Impresionada por su propia audacia y por el éxito de su incursión, giró en redondo y corrió hacia la puerta.
– ¿Señorita Ballinger?
– ¿Qué, milord? -Se detuvo y se dio la vuelta otra vez, esperando que no notara su sonrojo.
– Olvida llevarse la vela. La necesitará para subir las escaleras. -La recogió y se la ofreció.
Augusta vaciló un instante y luego se acercó al hombre. Le arrebató la vela y, sin añadir palabra, se apresuró a salir del estudio.
«Es una suerte que no figure en su lista», se dijo mientras volaba escaleras arriba hacia el pasillo del dormitorio. Era indudable que una Ballinger de Northumberland no podría encadenarse a un hombre tan anticuado e inflexible. Además de las notables diferencias de temperamento, tenían pocos intereses en común. Graystone era consumado lingüista y estudioso de los clásicos, tal como Thomas Ballinger, tío de Augusta. Se dedicaba al estudio de los clásicos y publicaba imponentes tratados siempre bien recibidos por los entendidos.

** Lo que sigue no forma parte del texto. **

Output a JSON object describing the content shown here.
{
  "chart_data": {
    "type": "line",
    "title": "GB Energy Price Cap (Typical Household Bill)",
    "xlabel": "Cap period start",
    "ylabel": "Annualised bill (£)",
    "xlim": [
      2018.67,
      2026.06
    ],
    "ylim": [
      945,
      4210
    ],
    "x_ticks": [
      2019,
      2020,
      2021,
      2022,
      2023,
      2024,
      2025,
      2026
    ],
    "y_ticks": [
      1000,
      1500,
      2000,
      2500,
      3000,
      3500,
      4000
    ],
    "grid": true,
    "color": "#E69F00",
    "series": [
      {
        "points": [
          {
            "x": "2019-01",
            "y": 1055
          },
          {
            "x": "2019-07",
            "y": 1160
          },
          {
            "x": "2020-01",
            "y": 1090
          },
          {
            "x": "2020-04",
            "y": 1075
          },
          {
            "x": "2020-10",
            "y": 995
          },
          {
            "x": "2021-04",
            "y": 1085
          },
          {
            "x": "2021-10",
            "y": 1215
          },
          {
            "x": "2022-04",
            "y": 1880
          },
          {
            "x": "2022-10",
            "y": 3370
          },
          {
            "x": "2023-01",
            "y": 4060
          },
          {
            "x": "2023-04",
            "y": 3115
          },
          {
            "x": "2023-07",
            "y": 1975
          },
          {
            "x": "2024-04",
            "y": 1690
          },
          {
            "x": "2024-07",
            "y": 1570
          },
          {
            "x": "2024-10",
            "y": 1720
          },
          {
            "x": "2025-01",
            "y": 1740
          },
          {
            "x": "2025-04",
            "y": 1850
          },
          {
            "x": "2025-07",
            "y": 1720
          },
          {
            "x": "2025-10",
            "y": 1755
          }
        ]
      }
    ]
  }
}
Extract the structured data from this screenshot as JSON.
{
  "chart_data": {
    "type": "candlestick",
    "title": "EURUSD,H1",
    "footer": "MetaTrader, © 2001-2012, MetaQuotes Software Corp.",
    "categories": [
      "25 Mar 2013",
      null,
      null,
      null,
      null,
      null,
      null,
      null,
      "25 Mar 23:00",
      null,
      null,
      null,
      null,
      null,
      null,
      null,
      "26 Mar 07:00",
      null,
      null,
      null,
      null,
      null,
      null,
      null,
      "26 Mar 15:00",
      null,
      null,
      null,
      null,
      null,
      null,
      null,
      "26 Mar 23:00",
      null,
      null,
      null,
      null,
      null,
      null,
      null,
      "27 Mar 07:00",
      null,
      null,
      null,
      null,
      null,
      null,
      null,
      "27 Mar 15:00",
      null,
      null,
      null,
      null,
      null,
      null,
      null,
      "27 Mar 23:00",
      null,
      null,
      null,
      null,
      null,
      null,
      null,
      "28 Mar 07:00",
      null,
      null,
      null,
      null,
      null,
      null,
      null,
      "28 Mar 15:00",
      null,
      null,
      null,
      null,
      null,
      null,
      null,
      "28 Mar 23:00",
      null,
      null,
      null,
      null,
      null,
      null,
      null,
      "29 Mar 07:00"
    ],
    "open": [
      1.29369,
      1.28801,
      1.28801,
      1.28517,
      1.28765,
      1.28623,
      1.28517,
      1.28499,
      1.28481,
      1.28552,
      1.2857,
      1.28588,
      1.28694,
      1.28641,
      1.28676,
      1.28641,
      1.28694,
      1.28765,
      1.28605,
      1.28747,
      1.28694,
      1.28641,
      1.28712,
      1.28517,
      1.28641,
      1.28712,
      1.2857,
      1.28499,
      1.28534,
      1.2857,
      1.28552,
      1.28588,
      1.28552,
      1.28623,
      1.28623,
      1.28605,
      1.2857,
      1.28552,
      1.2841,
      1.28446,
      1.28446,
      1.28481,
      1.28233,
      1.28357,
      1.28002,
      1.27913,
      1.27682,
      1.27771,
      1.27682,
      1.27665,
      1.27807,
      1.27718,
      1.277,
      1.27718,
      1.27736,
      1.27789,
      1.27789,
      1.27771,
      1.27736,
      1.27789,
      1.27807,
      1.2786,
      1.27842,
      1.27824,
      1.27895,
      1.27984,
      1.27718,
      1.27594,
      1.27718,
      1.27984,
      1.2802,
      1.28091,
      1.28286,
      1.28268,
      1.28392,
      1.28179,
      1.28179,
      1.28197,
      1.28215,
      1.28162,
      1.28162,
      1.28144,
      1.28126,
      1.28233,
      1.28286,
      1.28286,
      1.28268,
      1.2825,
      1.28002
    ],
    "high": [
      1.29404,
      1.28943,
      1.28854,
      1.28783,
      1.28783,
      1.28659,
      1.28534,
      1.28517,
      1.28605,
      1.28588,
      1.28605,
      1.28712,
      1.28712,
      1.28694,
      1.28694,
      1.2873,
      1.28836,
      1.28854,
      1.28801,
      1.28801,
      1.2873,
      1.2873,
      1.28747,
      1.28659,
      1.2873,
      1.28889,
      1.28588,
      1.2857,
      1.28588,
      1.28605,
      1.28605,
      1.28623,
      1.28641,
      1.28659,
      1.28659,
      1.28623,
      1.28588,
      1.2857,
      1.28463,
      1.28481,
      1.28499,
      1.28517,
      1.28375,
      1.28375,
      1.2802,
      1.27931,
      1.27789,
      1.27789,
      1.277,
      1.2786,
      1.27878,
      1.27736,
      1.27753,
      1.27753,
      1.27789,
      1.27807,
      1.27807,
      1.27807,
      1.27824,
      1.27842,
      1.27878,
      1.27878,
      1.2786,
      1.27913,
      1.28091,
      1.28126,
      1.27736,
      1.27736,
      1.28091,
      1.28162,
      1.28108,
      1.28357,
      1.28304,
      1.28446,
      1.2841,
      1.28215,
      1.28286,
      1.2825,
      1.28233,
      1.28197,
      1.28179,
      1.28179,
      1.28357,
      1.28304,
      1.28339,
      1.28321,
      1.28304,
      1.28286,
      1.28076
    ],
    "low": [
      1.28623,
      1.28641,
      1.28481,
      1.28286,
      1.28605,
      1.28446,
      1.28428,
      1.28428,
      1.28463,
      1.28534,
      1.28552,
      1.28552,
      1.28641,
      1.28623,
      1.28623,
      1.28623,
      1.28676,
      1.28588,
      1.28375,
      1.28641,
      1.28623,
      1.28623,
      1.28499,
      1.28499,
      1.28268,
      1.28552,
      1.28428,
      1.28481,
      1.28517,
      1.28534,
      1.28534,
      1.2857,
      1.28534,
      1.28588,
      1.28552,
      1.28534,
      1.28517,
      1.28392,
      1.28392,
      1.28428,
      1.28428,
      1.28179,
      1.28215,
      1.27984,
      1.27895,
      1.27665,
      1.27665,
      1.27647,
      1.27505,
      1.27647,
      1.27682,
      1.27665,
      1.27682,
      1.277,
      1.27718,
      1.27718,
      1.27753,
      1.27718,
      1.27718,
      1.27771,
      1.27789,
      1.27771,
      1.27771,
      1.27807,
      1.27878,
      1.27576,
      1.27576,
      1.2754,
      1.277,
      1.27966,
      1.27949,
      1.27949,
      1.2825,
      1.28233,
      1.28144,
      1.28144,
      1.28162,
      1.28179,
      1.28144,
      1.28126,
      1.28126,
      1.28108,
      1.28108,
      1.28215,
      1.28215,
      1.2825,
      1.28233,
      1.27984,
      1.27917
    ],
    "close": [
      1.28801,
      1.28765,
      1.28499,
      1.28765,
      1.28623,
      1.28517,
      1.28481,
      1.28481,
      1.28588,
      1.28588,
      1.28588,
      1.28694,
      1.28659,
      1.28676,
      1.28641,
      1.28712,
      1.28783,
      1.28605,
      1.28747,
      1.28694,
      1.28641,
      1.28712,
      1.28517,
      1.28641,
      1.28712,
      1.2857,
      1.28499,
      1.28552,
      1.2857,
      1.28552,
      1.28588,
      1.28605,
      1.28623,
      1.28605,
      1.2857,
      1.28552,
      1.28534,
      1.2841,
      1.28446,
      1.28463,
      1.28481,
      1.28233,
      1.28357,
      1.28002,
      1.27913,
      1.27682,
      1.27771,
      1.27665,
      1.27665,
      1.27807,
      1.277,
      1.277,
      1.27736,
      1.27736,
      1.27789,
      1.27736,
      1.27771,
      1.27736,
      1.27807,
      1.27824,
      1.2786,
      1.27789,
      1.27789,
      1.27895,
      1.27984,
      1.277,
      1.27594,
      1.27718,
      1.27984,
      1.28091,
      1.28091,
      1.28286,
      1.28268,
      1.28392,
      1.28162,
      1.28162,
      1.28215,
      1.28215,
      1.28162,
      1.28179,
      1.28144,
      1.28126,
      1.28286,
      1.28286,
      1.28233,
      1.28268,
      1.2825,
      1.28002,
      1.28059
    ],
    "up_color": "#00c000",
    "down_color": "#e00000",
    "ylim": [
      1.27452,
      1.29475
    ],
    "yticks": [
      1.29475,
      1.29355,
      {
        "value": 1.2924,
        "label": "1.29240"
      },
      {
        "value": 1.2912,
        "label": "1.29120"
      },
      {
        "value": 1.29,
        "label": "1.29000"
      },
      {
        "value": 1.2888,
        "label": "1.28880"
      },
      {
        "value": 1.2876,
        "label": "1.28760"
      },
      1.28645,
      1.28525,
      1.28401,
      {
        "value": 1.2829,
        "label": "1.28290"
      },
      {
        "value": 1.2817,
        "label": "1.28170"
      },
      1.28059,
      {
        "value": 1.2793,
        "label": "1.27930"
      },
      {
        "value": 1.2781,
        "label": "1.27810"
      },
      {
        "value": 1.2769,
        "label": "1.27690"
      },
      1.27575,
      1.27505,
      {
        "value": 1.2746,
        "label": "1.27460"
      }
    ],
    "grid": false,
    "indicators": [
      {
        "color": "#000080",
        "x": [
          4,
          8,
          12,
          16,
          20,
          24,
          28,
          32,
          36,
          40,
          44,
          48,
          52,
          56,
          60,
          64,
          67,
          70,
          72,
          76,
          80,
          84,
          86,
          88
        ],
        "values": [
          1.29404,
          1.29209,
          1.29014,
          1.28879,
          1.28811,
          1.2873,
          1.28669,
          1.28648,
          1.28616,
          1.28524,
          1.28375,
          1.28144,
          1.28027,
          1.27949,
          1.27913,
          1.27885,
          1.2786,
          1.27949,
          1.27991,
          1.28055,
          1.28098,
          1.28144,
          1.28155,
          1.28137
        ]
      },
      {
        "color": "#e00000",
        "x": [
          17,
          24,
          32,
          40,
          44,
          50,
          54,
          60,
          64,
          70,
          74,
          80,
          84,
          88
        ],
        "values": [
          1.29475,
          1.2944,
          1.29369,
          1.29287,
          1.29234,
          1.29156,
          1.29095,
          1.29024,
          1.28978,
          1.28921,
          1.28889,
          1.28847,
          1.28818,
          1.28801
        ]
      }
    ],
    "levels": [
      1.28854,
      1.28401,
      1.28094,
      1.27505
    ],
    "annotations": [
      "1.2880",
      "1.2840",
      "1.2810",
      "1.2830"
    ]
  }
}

Si Graystone fuese uno de los nuevos poetas cuyos versos ardientes y ojos llameantes estuvieran de moda, Augusta habría comprendido su inclinación. Pero el conde no era un escritor de esa clase. Más bien producía aburridas obras como Una discusión acerca de algunos elementos en la Historia de Tácito, y Discurso sobre una antología de las Vidas de Plutarco. Ambos habían sido publicados recientemente con gran éxito de crítica. Y por ignotas razones, ella había leído ambas obras de cabo a rabo.
Apagó el candil y entró en silencio en el dormitorio que compartía con Claudia. De puntillas, se acercó a la cama y cogió el camisón. Un rayo de luna que se escurría por una abertura a través de las espesas cortinas iluminaba la silueta de su prima dormida.
Claudia tenía el cabello dorado pálido característico de los Ballinger de Hampshire. La adorable cara de nariz patricia yacía de lado sobre la almohada. Las largas pestañas ocultaban los suaves ojos azules. Su bien ganado apodo de Ángel le había sido conferido por los caballeros de la alta sociedad que la admiraban.